While Hyundai kept powertrain details under wraps, the visual cues suggest this isn’t going to be another penalty box EV. The rear end design, which the team playfully dubbed “May the Downforce Be with You,” hints at performance intentions. Those aren’t exhaust pipes you see at the back; they’re speakers. Because when you can’t have the growl of a proper exhaust, you might as well embrace the absurdity and make some noise anyway.
The parametric pixel lighting carries forward Hyundai’s current design language, but there are easter eggs throughout that show the designers had some fun. Check out the smiley face on the rear wheel arch that looks suspiciously like an electric plug: the kind of detail that separates a thoughtful design from corporate committee-think.
Interior Insights Worth Watching

Hyundai has been transparent that their concept interiors tend to be more experimental than what reaches showrooms, but the Three’s cabin offers some intriguing glimpses of where automotive technology might be heading.
The modular “Bring Your Own Lifestyle” widgets flanking the steering wheel, chunky, adaptable buttons inspired by early tech gadgets, suggest a customizable interface that could actually work in real life. The idea of the steering wheel and widgets extending toward you when you’re actively driving, then retreating for a more relaxed experience during highway cruising, feels like the kind of thoughtful ergonomics that could translate to production.
Even Mr. Pix, the car’s shape-shifting digital co-pilot, represents thinking beyond the typical infotainment screen. Sure, it’s probably too whimsical for soccer parents, but it shows Hyundai considering how we’ll interact with our increasingly connected vehicles. And frankly, we’re sick of carmakers targeting tired parents as the demographic.
Why This Time Feels Different

The automotive world is littered with concept cars that promised everything and delivered disappointment. But Hyundai has earned some credibility here. They’ve shown they can take wild concepts and turn them into production cars that retain their essential character. EVs with character? Gimme! Finally!

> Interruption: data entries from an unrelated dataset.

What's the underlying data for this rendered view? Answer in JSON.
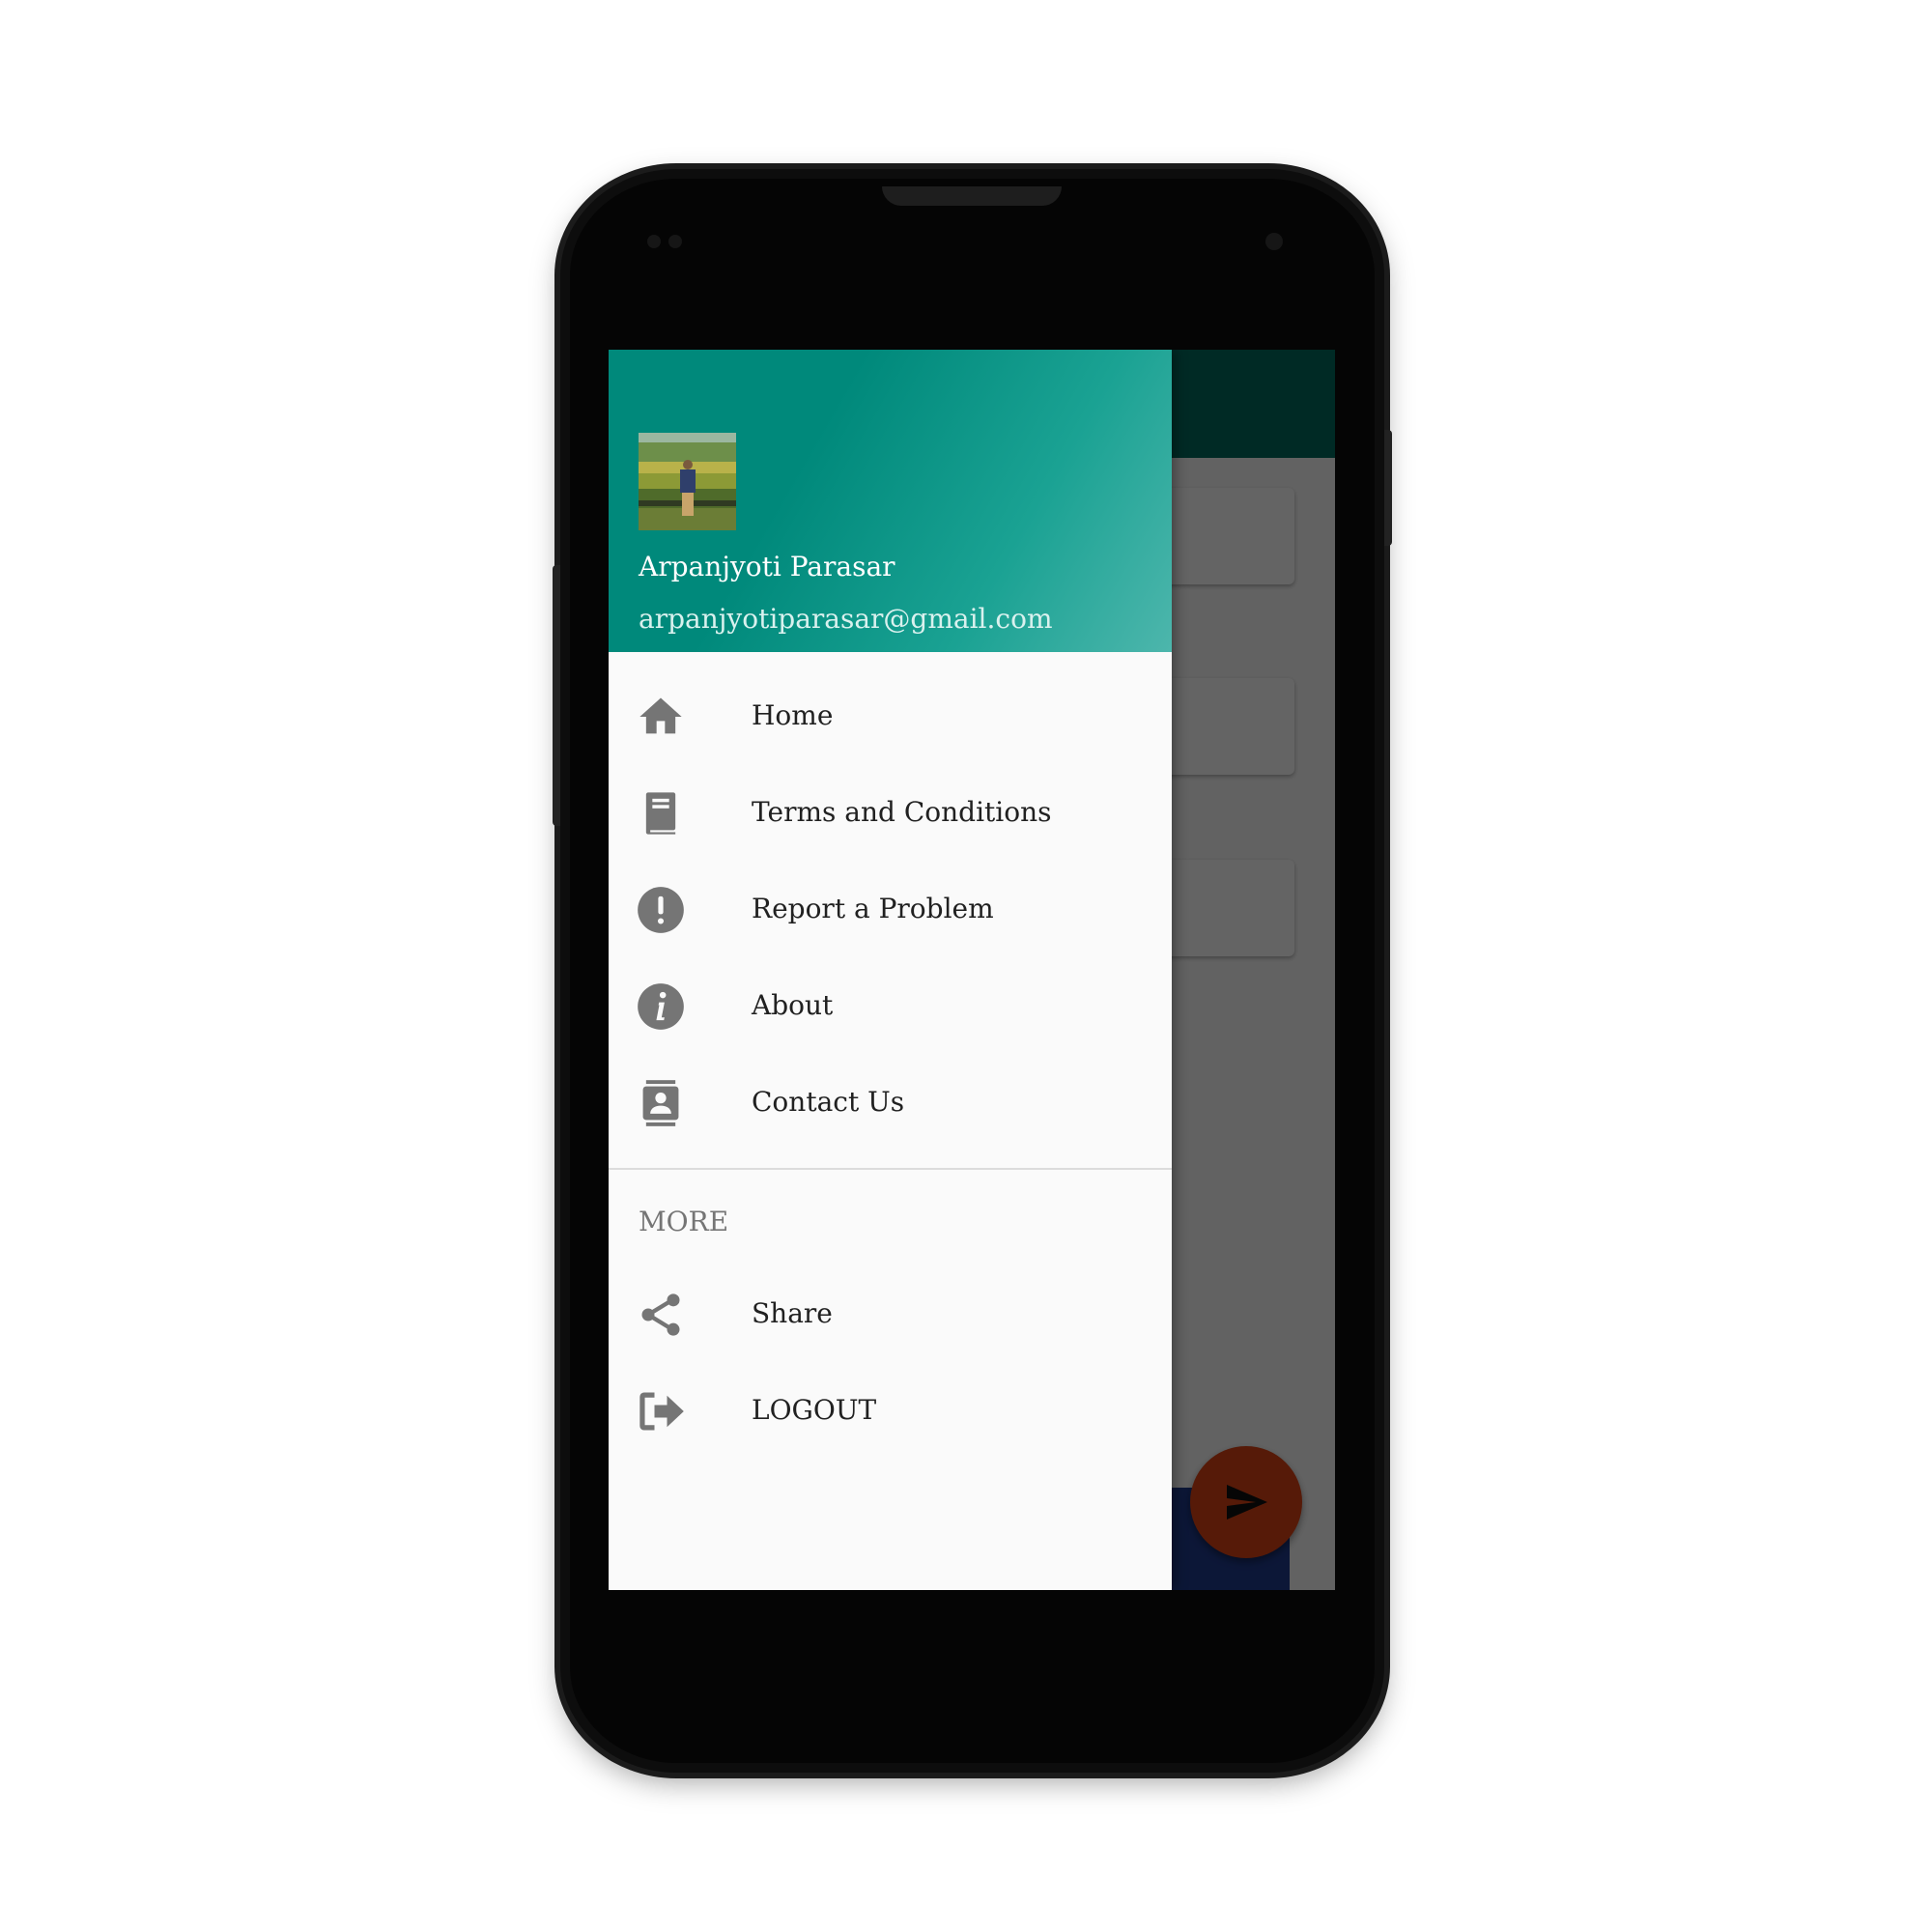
{
  "user": {
    "name": "Arpanjyoti Parasar",
    "email": "arpanjyotiparasar@gmail.com"
  },
  "menu": [
    {
      "label": "Home",
      "icon": "home-icon"
    },
    {
      "label": "Terms and Conditions",
      "icon": "book-icon"
    },
    {
      "label": "Report a Problem",
      "icon": "alert-icon"
    },
    {
      "label": "About",
      "icon": "info-icon"
    },
    {
      "label": "Contact Us",
      "icon": "contacts-icon"
    }
  ],
  "more_section": {
    "title": "MORE",
    "items": [
      {
        "label": "Share",
        "icon": "share-icon"
      },
      {
        "label": "LOGOUT",
        "icon": "logout-icon"
      }
    ]
  },
  "colors": {
    "header_primary": "#00897b",
    "app_bar": "#00695c",
    "fab": "#d84315",
    "icon_gray": "#757575"
  }
}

Danza was refreshingly direct about the Three’s production intentions: “Usually, as you see from our past, every concept car has a meaning. So when we show a new concept, especially the exterior, it hints at the next production car you will see in the near future.”
For enthusiasts tired of electric vehicles that prioritize efficiency over emotion, the Three concept represents something we haven’t seen much of in the EV space: personality with substance. If Hyundai can deliver even 80% of this concept’s visual impact in a production Ioniq 3, they’ll have created something genuinely special in the compact EV segment.
The electric future doesn’t have to be boring. Hyundai’s Three concept proves that with the right approach, we can have our electrons and enjoy them, too. Now we just have to wait and see if they’ll actually build the thing — but given their recent track record, the odds are looking pretty good.